Well, of course dealing with climate change makes us poorer
What confuses is why this is a surprise for anyone:
Britain’s net zero drive has made families poorer, according to new research that contradicts Rachel Reeves’s claim that there is no trade-off between economic growth and decarbonisation.
This is obvious. As Brett Christophers says:
It is entirely within the power and purview of governments to change this situation for the better; either by making fossil fuels less profitable, or by making renewables more profitable, or both. For example, robust carbon taxes would hobble fossil fuels, or more generous electricity tariffs would inflate returns on renewables.
It’s inherent in the very problem itself.
Let us remind ourselves of the basic claim and not worry very much about whether it’s all true or not. We do things which are beneficial to us now - use fossil fuels. This use of fossil fuels also has costs to those in our future - even our future selves. Our problem is that we are not charging ourselves for those damages to come in the prices we use to decide upon fossil fuels today. Therefore we’re enjoying too much of the comfort and benefit now and not taking account of the future costs to come.

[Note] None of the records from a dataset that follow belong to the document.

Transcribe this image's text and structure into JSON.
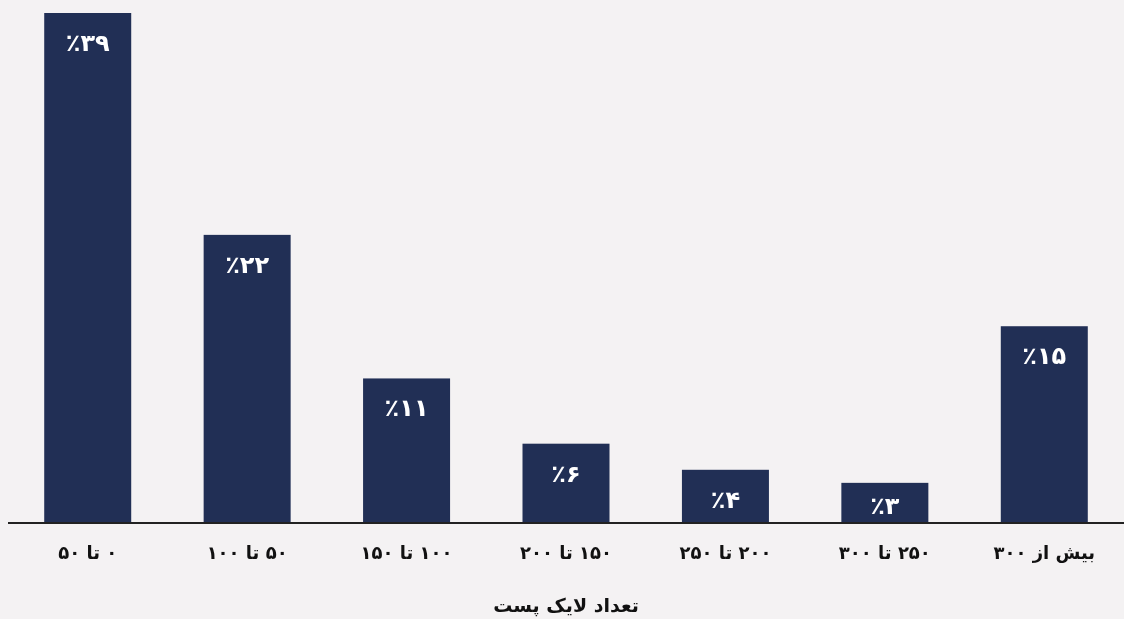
{
  "chart_data": {
    "type": "bar",
    "xlabel": "تعداد لایک پست",
    "categories": [
      "۰ تا ۵۰",
      "۵۰ تا ۱۰۰",
      "۱۰۰ تا ۱۵۰",
      "۱۵۰ تا ۲۰۰",
      "۲۰۰ تا ۲۵۰",
      "۲۵۰ تا ۳۰۰",
      "بیش از ۳۰۰"
    ],
    "values": [
      39,
      22,
      11,
      6,
      4,
      3,
      15
    ],
    "value_labels": [
      "٪۳۹",
      "٪۲۲",
      "٪۱۱",
      "٪۶",
      "٪۴",
      "٪۳",
      "٪۱۵"
    ],
    "color": "#212f55"
  }
}
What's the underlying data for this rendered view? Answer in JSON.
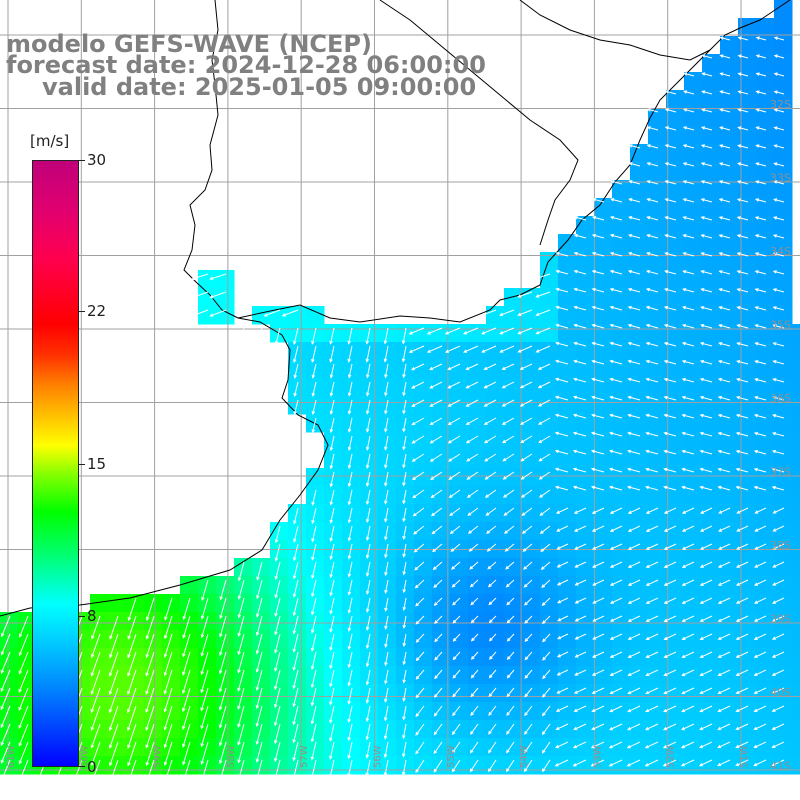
{
  "header": {
    "title": "modelo GEFS-WAVE (NCEP)",
    "forecast": "forecast date: 2024-12-28 06:00:00",
    "valid": "valid date: 2025-01-05 09:00:00"
  },
  "colorbar": {
    "unit": "[m/s]",
    "ticks": [
      "30",
      "22",
      "15",
      "8",
      "0"
    ]
  },
  "lat_labels": [
    "32S",
    "33S",
    "34S",
    "35S",
    "36S",
    "37S",
    "38S",
    "39S",
    "40S",
    "41S"
  ],
  "lon_labels": [
    "61W",
    "60W",
    "59W",
    "58W",
    "57W",
    "56W",
    "55W",
    "54W",
    "53W",
    "52W",
    "51W"
  ],
  "colors": {
    "land": "#ffffff",
    "grid": "#a0a0a0",
    "coast": "#000000",
    "arrows": "#ffffff",
    "text": "#808080"
  }
}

As we say, don’t worry about whether that’s actually true or not and just grasp that that is the basis of the argument. There are externalities to the use of fossil fuels currently unpriced into the numbers we use to do sums today.
OK - the answer is to put those costs into today’s sums. We are now going to acknowledge those future costs in a way we did not before. Of course we are poorer. How could we not be poorer?

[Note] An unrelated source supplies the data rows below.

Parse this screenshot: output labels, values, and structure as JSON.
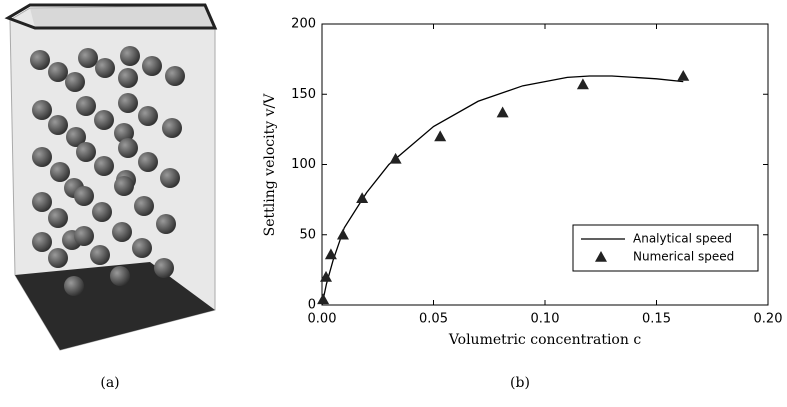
{
  "captions": [
    "(a)",
    "(b)"
  ],
  "chart_data": {
    "type": "line",
    "xlabel": "Volumetric concentration c",
    "ylabel": "Settling velocity v/V",
    "xlim": [
      0,
      0.2
    ],
    "ylim": [
      0,
      200
    ],
    "xticks": [
      {
        "value": 0,
        "label": "0.00"
      },
      {
        "value": 0.05,
        "label": "0.05"
      },
      {
        "value": 0.1,
        "label": "0.10"
      },
      {
        "value": 0.15,
        "label": "0.15"
      },
      {
        "value": 0.2,
        "label": "0.20"
      }
    ],
    "yticks": [
      0,
      50,
      100,
      150,
      200
    ],
    "legend": "lower right",
    "series": [
      {
        "name": "Analytical speed",
        "color": "#000000",
        "marker": "none",
        "x": [
          0,
          0.002,
          0.005,
          0.01,
          0.02,
          0.03,
          0.05,
          0.07,
          0.09,
          0.11,
          0.12,
          0.13,
          0.15,
          0.162
        ],
        "values": [
          0,
          15,
          32,
          55,
          80,
          100,
          127,
          145,
          156,
          162,
          163,
          163,
          161,
          159
        ]
      },
      {
        "name": "Numerical speed",
        "color": "#222222",
        "marker": "triangle",
        "x": [
          0.0005,
          0.0018,
          0.004,
          0.0094,
          0.018,
          0.033,
          0.053,
          0.081,
          0.117,
          0.162
        ],
        "values": [
          4,
          20,
          36,
          50,
          76,
          104,
          120,
          137,
          157,
          163
        ]
      }
    ]
  }
}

Now, it’s entirely possible to then go on and say that acshully, we’re richer, denier! Nick Stern spent 1200 pages insisting so. He might even be right (we’re perfectly happy with much of the logic even as we cavil at some of his sums). Over time human utility will be maximised by having a little less climate change than would happen without such adjustments to our current prices for fossil fuels that is. It’s a viable argument - and again, we’re leaving aside whether it’s a true one.

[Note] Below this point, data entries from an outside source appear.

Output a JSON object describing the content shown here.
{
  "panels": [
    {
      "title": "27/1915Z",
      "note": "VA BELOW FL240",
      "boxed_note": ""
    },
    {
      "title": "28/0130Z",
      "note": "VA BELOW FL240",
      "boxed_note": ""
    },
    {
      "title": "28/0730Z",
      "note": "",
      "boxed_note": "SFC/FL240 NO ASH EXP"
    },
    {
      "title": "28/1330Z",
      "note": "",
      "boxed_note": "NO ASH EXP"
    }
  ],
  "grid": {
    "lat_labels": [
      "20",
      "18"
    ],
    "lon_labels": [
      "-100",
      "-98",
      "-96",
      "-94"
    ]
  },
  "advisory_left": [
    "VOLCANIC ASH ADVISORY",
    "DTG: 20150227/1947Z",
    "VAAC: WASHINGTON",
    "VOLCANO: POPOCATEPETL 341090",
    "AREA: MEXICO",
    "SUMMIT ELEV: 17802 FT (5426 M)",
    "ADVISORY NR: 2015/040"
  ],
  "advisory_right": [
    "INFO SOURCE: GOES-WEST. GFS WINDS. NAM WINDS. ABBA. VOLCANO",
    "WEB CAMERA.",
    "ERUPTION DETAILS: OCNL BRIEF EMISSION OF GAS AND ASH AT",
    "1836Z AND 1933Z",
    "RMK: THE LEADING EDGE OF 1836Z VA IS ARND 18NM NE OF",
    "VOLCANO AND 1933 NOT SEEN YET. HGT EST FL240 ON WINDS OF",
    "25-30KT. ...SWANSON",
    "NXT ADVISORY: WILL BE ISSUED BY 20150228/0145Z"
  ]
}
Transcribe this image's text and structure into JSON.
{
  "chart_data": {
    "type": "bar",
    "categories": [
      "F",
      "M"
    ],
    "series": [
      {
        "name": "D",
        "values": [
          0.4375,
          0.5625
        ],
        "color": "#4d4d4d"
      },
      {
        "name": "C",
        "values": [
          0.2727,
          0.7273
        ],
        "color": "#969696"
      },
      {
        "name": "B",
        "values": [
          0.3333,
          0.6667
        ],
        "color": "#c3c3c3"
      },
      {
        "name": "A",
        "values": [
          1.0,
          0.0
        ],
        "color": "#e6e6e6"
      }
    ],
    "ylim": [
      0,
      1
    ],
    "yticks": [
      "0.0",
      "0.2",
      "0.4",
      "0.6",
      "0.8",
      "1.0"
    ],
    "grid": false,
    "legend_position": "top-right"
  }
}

But inherent in that very problem itself - one of externalities - is that by the way we currently count dealing with climate change will make us poorer - by the way that we currently count.
After all, if absent those externalities, those future effects, it really was cheaper to go all Green then we’d not have a climate change problem in the first place. We’d all be Green and richer anyway, driven just by becoming richer clearly and obviously by doing so.
Because the thing’s a problem of externalities then while it might be true that dealing with it makes us richer in a very real and holistic sense, because it’s a problem of externalities it doesn’t make us richer to deal with it precisely because it’s all a problem of externalities and, by definition, we don’t count them, do we?